Bitmex Trollbox, a short analysis

Pedro Jung
Heimdall Research
Published in
5 min readJun 16, 2020

In this article we will analyze some data collected from Bitmex, to be more specific, the positions shared by the users.

Bitmex is the largest Bitcoin futures exchange in action. Besides the enormous amount of daily trades, the Trollbox, the internal chat service, also presents a great volume of messages.

If it were only a chat service, the Trollbox wouldn’t have a lot of interesting data. However, because of a tool that makes it possible for the user to share his position in an honest way, not being able to falsify the position size or the price, we have access to data that can clarify a little the behavior of those who use Bitmex.

We can ask the following questions:

  1. How many users share their positions daily?
  2. Which side constitutes the majority, longs or shorts?
  3. If in their majority they are winning or losing positions, which side wins?

To answer these three questions we are going to analyze the data collected from August 1st to December 31st, 2019. During this period 161147 positions were shared, of which 81974 were longs and 79173 were shorts (50,86% longs and 49,13% shorts). Below there is a graph of shared positions throughout the period:

The dashed line represents the mean.

By looking at the graph above we can have a basic idea of how many users share their positions, but it answers the first question only for the analyzed time. As our intention is a brief investigation about these data, this is not a big problem.

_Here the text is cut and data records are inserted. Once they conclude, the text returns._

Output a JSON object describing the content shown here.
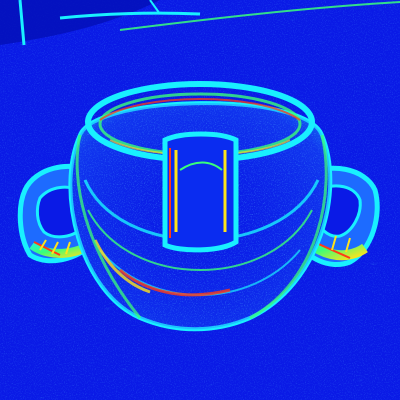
{
  "image": {
    "palette": {
      "background": "#0a1ae6",
      "background_dark": "#0410b8",
      "edge_cyan": "#19f0ff",
      "edge_green": "#39ff7a",
      "edge_yellow": "#ffe31a",
      "edge_red": "#ff3a16",
      "mid_blue": "#1d6bff"
    }
  }
}
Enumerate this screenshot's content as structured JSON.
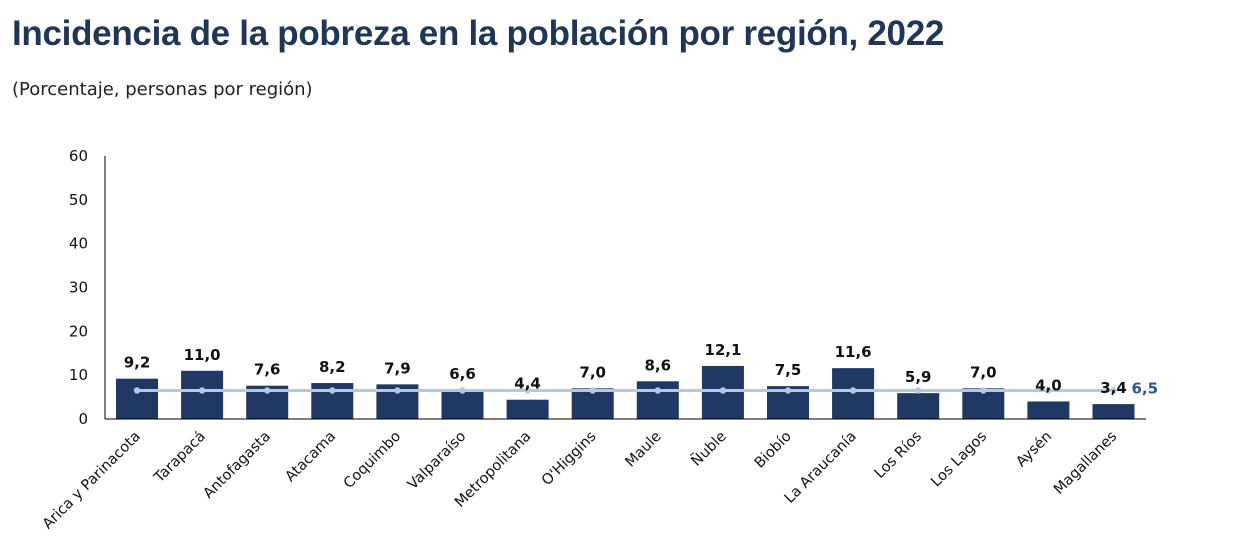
{
  "header": {
    "title": "Incidencia de la pobreza en la población por región, 2022",
    "subtitle": "(Porcentaje, personas por región)"
  },
  "chart_data": {
    "type": "bar",
    "title": "Incidencia de la pobreza en la población por región, 2022",
    "subtitle": "(Porcentaje, personas por región)",
    "xlabel": "",
    "ylabel": "",
    "ylim": [
      0,
      60
    ],
    "yticks": [
      "0",
      "10",
      "20",
      "30",
      "40",
      "50",
      "60"
    ],
    "grid": false,
    "categories": [
      "Arica y Parinacota",
      "Tarapacá",
      "Antofagasta",
      "Atacama",
      "Coquimbo",
      "Valparaíso",
      "Metropolitana",
      "O'Higgins",
      "Maule",
      "Ñuble",
      "Biobío",
      "La Araucanía",
      "Los Ríos",
      "Los Lagos",
      "Aysén",
      "Magallanes"
    ],
    "series": [
      {
        "type": "bar",
        "values": [
          9.2,
          11.0,
          7.6,
          8.2,
          7.9,
          6.6,
          4.4,
          7.0,
          8.6,
          12.1,
          7.5,
          11.6,
          5.9,
          7.0,
          4.0,
          3.4
        ],
        "labels": [
          "9,2",
          "11,0",
          "7,6",
          "8,2",
          "7,9",
          "6,6",
          "4,4",
          "7,0",
          "8,6",
          "12,1",
          "7,5",
          "11,6",
          "5,9",
          "7,0",
          "4,0",
          "3,4"
        ],
        "color": "#1f3864"
      },
      {
        "type": "line",
        "values": [
          6.5,
          6.5,
          6.5,
          6.5,
          6.5,
          6.5,
          6.5,
          6.5,
          6.5,
          6.5,
          6.5,
          6.5,
          6.5,
          6.5,
          6.5,
          6.5
        ],
        "end_label": "6,5",
        "color": "#b4c7e7",
        "label_color": "#2f5597"
      }
    ]
  }
}
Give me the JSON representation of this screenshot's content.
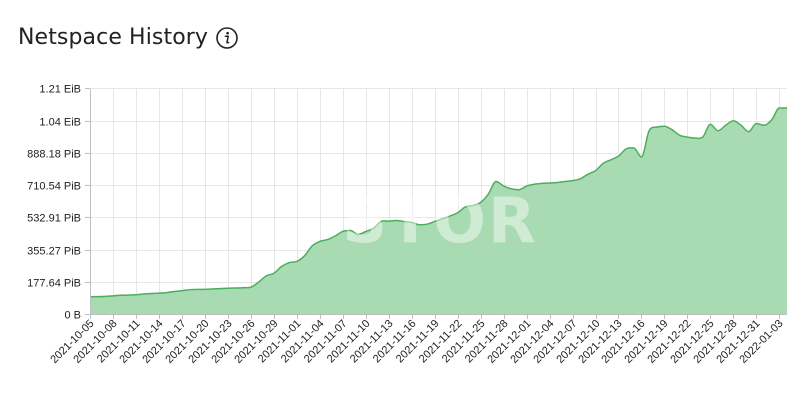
{
  "header": {
    "title": "Netspace History",
    "info_icon": "info-circle-icon"
  },
  "watermark": "STOR",
  "colors": {
    "area_fill": "#a8dbb1",
    "area_line": "#4cae5c",
    "grid": "#e6e6e6",
    "axis": "#bfbfbf"
  },
  "chart_data": {
    "type": "area",
    "title": "Netspace History",
    "xlabel": "",
    "ylabel": "",
    "grid": true,
    "legend": "none",
    "y_unit": "PiB",
    "ylim": [
      0,
      1240
    ],
    "yticks": [
      {
        "label": "0 B",
        "value": 0
      },
      {
        "label": "177.64 PiB",
        "value": 177.64
      },
      {
        "label": "355.27 PiB",
        "value": 355.27
      },
      {
        "label": "532.91 PiB",
        "value": 532.91
      },
      {
        "label": "710.54 PiB",
        "value": 710.54
      },
      {
        "label": "888.18 PiB",
        "value": 888.18
      },
      {
        "label": "1.04 EiB",
        "value": 1065.8
      },
      {
        "label": "1.21 EiB",
        "value": 1243.5
      }
    ],
    "xlim": [
      "2021-10-05",
      "2022-01-04"
    ],
    "xticks": [
      "2021-10-05",
      "2021-10-08",
      "2021-10-11",
      "2021-10-14",
      "2021-10-17",
      "2021-10-20",
      "2021-10-23",
      "2021-10-26",
      "2021-10-29",
      "2021-11-01",
      "2021-11-04",
      "2021-11-07",
      "2021-11-10",
      "2021-11-13",
      "2021-11-16",
      "2021-11-19",
      "2021-11-22",
      "2021-11-25",
      "2021-11-28",
      "2021-12-01",
      "2021-12-04",
      "2021-12-07",
      "2021-12-10",
      "2021-12-13",
      "2021-12-16",
      "2021-12-19",
      "2021-12-22",
      "2021-12-25",
      "2021-12-28",
      "2021-12-31",
      "2022-01-03"
    ],
    "series": [
      {
        "x": [
          "2021-10-05",
          "2021-10-07",
          "2021-10-08",
          "2021-10-09",
          "2021-10-11",
          "2021-10-12",
          "2021-10-14",
          "2021-10-15",
          "2021-10-16",
          "2021-10-17",
          "2021-10-18",
          "2021-10-20",
          "2021-10-21",
          "2021-10-22",
          "2021-10-23",
          "2021-10-25",
          "2021-10-26",
          "2021-10-27",
          "2021-10-28",
          "2021-10-29",
          "2021-10-30",
          "2021-10-31",
          "2021-11-01",
          "2021-11-02",
          "2021-11-03",
          "2021-11-04",
          "2021-11-05",
          "2021-11-06",
          "2021-11-07",
          "2021-11-08",
          "2021-11-09",
          "2021-11-10",
          "2021-11-11",
          "2021-11-12",
          "2021-11-13",
          "2021-11-14",
          "2021-11-15",
          "2021-11-16",
          "2021-11-17",
          "2021-11-18",
          "2021-11-19",
          "2021-11-20",
          "2021-11-21",
          "2021-11-22",
          "2021-11-23",
          "2021-11-24",
          "2021-11-25",
          "2021-11-26",
          "2021-11-27",
          "2021-11-28",
          "2021-11-29",
          "2021-11-30",
          "2021-12-01",
          "2021-12-02",
          "2021-12-03",
          "2021-12-04",
          "2021-12-05",
          "2021-12-06",
          "2021-12-07",
          "2021-12-08",
          "2021-12-09",
          "2021-12-10",
          "2021-12-11",
          "2021-12-12",
          "2021-12-13",
          "2021-12-14",
          "2021-12-15",
          "2021-12-16",
          "2021-12-17",
          "2021-12-18",
          "2021-12-19",
          "2021-12-20",
          "2021-12-21",
          "2021-12-22",
          "2021-12-23",
          "2021-12-24",
          "2021-12-25",
          "2021-12-26",
          "2021-12-27",
          "2021-12-28",
          "2021-12-29",
          "2021-12-30",
          "2021-12-31",
          "2022-01-01",
          "2022-01-02",
          "2022-01-03",
          "2022-01-04"
        ],
        "y": [
          95,
          97,
          100,
          103,
          106,
          110,
          115,
          118,
          124,
          128,
          134,
          136,
          138,
          140,
          142,
          145,
          148,
          175,
          210,
          224,
          262,
          283,
          290,
          320,
          375,
          400,
          410,
          430,
          455,
          460,
          438,
          455,
          472,
          510,
          512,
          515,
          510,
          505,
          492,
          495,
          510,
          525,
          540,
          558,
          590,
          598,
          615,
          660,
          730,
          706,
          690,
          685,
          705,
          715,
          720,
          722,
          725,
          730,
          735,
          745,
          770,
          790,
          830,
          850,
          870,
          910,
          915,
          865,
          1010,
          1030,
          1035,
          1015,
          985,
          975,
          970,
          975,
          1045,
          1010,
          1040,
          1065,
          1040,
          1005,
          1050,
          1040,
          1070,
          1135,
          1135
        ]
      }
    ]
  }
}
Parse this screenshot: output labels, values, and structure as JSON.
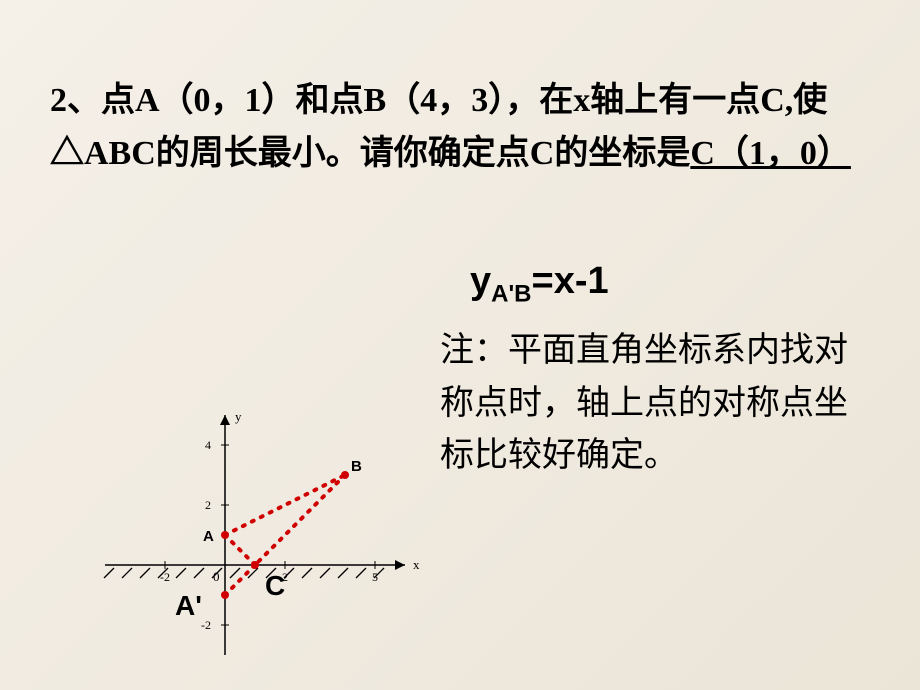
{
  "problem": {
    "prefix": "      2、点A（0，1）和点B（4，3），在x轴上有一点C,使△ABC的周长最小。请你确定点C的坐标是",
    "answer": "C（1，0）"
  },
  "equation": {
    "lhs_var": "y",
    "lhs_sub": "A'B",
    "rhs": "=x-1"
  },
  "note": "注：平面直角坐标系内找对称点时，轴上点的对称点坐标比较好确定。",
  "graph": {
    "origin_x": 140,
    "origin_y": 285,
    "unit": 30,
    "x_range": [
      -4,
      6
    ],
    "y_range": [
      -3,
      5
    ],
    "axis_color": "#000000",
    "grid_visible": false,
    "hatch_color": "#000000",
    "dotted_line_color": "#d00000",
    "dotted_line_width": 4,
    "dot_radius": 4,
    "point_color": "#d00000",
    "points": {
      "A": {
        "x": 0,
        "y": 1,
        "label": "A"
      },
      "B": {
        "x": 4,
        "y": 3,
        "label": "B"
      },
      "C": {
        "x": 1,
        "y": 0,
        "label": "C"
      },
      "Ap": {
        "x": 0,
        "y": -1,
        "label": "A'"
      }
    },
    "segments": [
      {
        "from": "A",
        "to": "B"
      },
      {
        "from": "A",
        "to": "C"
      },
      {
        "from": "B",
        "to": "C"
      },
      {
        "from": "Ap",
        "to": "C"
      }
    ],
    "axis_labels": {
      "x": "x",
      "y": "y",
      "origin": "0"
    },
    "y_ticks": [
      2,
      4,
      -2
    ],
    "x_ticks": [
      2,
      5,
      -2
    ]
  }
}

It seems that the second question has already been answered, the longs are the majority. However, precisely because the proportion of longs and shorts are really close, and it shouldn’t be necessarily 50–50, it is worth to look the longs and shorts quantity compared to the total number of shared positions:

Here the first graph shows the percentage of longs shared daily, while the second gives the percentage in relation to the total volume (size of the positions). The other graphs do the same thing for the shorts.

See that there are some divergences, when the number of the long positions is smaller compared to the number of shorts it doesn’t necessarily implicates that the volume of longs is smaller than the shorts. In the case of the volume, supposing all the users share their positions, we should have 1:1 in longs and shorts. We can also notice greater variability in the volumes than in the number of positions.

Then remains a question, are the open positions a reason for worrying or a source of relief for those who made their bets? Are they winners or losers? Let’s see the following histogram:

On the horizontal axis we have the profits and loses percentage.

Here the data are not grouped by day. All the 161147 ( 81974 longs and 79173 shorts) positions are present. We can see a large amount of profitable positions, which for some will confirm something quite plausible: the users that share their positions do it when they are making profit. This suspicion is also confirmed by the vast majority of positions being profitable, about 70%. And by the shorts slightly winning, it is 70% of the shorts in profit against 68% of the longs.

Calculating the z-score, we notice something curious, a great part of the users is at most one standard deviation below the mean (1.28% for the shorts and 0.9%, both means are positive indicating profit). Here the shorts have an average profit of 2.22% and an average loss of 1%, in case of the longs the average profit is 2.02% and the average loss is 1.5%.

Horizontal axis indicates the standard deviation.

What else can we conclude after answering these three questions? In fact, everything indicates that only a small share of users make their positions public, otherwise we would have a smaller variation on the percentage of longs and shorts in relation to the volume, where the graph would have to be close to 50% most of the time. And as stated before, it is expected that we see more profitable positions being shared, that is to say, when shorts are being profitable, we will see more shorts coming up, with the same happening to the longs.

But is the last statement really in agreement with our data? Let’s take a look:

We have the graphs of a 10 day simple moving average. The first two indicate, in the case of the longs, the profits average (negative in case of loss)

We can see on the graph above that there are moments when the positions average profit increase, whether shorts or longs, while the number of daily positions decreases, going against our previous statement. A possible explanation is that some users open their positions too late and the price begins to move against them making their positions less profitable and even turning them into a loss.

To finish, we can see that a cursory analysis of the positions shared on Bitmex allows us to ask some basic questions, answering them and even risking a hypothesis: lucrative positions must compose the majority.

Besides, it would be interesting to know how much time an user leaves their positions open, if profitable positions last longer than the ones that are losing and what is the funding rate influence on the decision to close a position.

One more thing, are these data really fit to measure the market temperature indirectly? For instance, would that be that the shorts and longs percentages could indicate buying or selling pressure foreshadowing a price reversion? No doubt further assessment of how significant it is the volume of shared positions will be required. But that we will see in a future article.